Con tres nombres de criollos cultores de la música se da interesante fin a este capítulo. Ellos son el de doña Juana del Rivero, abuela del Príncipe de las Letras Bolivianas, D. Gabriel René Moreno, quien según la tradición, era hábil tañedora de la cítara y poseía delicada voz; el del padre José Andrés Salvatierra que daba a los niños lecciones de música, ya en los postreros días de la colonia, y formaba con ellos atrayentes conjuntos corales, y el maestro de esterería Miguel Jerónimo Baca, exquisito pulsador de cuerdas, como quieren las crónicas, que enseñó a tocar la guitarra al popular Cañoto de la larga fama.

La más interesante y sugestiva noticia que puede darse a propósito de la habilidad artística de los indígenas misionarios es la referente a la construcción de un órgano para la catedral.

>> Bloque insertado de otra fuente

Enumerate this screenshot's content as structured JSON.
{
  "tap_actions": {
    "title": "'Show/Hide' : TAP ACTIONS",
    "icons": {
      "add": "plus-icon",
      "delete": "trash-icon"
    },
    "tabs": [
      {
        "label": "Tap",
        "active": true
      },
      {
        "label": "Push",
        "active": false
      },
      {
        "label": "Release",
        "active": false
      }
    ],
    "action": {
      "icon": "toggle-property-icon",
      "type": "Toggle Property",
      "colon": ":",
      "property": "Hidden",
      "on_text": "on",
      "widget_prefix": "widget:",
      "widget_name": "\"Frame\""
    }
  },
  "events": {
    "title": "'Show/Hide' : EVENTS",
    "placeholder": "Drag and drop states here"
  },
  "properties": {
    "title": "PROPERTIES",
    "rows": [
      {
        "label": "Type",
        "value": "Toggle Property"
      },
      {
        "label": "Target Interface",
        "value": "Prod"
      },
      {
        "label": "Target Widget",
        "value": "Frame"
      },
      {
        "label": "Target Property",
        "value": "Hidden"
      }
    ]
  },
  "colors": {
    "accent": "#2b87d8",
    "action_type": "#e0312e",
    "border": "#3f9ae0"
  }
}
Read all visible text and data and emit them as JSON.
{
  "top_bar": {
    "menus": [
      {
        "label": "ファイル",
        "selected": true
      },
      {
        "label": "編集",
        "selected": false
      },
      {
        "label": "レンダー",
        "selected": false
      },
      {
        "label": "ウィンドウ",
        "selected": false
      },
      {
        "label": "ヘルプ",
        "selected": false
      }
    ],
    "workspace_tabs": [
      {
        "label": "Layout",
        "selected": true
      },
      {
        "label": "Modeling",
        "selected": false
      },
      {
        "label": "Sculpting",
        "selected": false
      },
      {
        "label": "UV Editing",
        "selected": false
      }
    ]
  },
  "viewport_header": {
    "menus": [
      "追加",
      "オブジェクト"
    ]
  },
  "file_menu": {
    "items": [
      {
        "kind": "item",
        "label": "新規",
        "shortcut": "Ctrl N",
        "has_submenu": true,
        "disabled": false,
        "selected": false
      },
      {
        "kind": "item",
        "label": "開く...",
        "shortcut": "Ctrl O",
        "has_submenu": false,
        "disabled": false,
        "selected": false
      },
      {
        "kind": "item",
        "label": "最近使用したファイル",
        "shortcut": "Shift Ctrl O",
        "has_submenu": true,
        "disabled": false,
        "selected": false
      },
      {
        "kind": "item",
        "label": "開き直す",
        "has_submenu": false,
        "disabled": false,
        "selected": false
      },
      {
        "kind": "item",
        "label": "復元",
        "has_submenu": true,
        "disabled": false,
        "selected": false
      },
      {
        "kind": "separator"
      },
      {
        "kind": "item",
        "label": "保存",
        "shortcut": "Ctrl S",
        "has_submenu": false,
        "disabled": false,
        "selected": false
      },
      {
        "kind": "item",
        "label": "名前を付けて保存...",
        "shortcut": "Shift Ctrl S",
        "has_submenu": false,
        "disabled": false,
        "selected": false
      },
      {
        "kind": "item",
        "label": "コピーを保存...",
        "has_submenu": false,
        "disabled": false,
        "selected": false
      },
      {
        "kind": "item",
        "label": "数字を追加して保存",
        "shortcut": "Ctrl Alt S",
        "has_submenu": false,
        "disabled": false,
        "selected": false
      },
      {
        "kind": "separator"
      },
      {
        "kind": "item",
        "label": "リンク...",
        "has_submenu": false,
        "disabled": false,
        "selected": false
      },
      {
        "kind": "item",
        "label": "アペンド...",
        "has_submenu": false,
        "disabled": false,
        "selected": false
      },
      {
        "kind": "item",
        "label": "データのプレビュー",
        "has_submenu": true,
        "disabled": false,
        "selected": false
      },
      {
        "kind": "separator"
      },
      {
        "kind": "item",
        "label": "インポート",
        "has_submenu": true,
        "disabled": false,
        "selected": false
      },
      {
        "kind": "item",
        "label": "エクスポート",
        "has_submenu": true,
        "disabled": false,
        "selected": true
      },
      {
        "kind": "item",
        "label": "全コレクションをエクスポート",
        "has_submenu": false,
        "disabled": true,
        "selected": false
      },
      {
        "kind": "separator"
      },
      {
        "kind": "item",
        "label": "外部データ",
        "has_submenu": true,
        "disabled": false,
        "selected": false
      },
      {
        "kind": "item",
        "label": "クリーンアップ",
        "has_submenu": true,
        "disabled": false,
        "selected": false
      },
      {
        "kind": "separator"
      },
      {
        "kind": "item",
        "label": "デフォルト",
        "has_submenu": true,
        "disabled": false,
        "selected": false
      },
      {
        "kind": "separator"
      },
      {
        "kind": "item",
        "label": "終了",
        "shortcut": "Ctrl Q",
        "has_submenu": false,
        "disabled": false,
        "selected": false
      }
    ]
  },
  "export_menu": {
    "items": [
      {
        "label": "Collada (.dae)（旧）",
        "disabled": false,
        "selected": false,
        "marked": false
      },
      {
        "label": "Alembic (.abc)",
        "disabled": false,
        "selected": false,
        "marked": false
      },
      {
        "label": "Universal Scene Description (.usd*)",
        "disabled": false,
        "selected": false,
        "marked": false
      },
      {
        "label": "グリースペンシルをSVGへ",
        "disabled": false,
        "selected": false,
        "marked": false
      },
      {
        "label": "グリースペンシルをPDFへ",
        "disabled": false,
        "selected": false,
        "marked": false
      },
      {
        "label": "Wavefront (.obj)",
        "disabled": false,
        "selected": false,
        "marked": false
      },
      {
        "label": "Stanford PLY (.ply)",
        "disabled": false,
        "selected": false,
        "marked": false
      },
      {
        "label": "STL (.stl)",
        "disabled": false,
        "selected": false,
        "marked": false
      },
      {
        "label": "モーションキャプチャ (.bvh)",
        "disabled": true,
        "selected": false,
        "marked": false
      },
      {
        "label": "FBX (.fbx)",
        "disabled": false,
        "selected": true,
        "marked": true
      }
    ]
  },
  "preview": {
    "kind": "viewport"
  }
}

No le había en el templo principal de la diócesis, y el obispo estaba enterado de que en las Misiones de Chiquitos, los padres misioneros habían llegado a fabricar alguno. Dirigióse entonces al Superior del núcleo misional, solicitándole, en siendo posible, se le fabricara uno. El misionero contestó seguidamente manifestando al mitrado que le era fácil acceder al pedido, pero que consideraba más conveniente, en vez de construir el órgano allí, enviarle al artesano-artista para que éste lo fabricara en la propia sede diocesana. Así se hizo, y el hábil aborigen trabajó el instrumento a la vista del mitrado.

El curioso dato, que consta en documentos del Archivo de Indias, ha sido suministrado por el erudito americanista y profesor de historia americana en la Universidad de Madrid, don Leandro Tormo Sanz.


Fuente. Libro: Breve Historia de Santa Cruz. Año: 1998. Autor: Hernando Sanabria Fernández. Librería Editorial Juventud.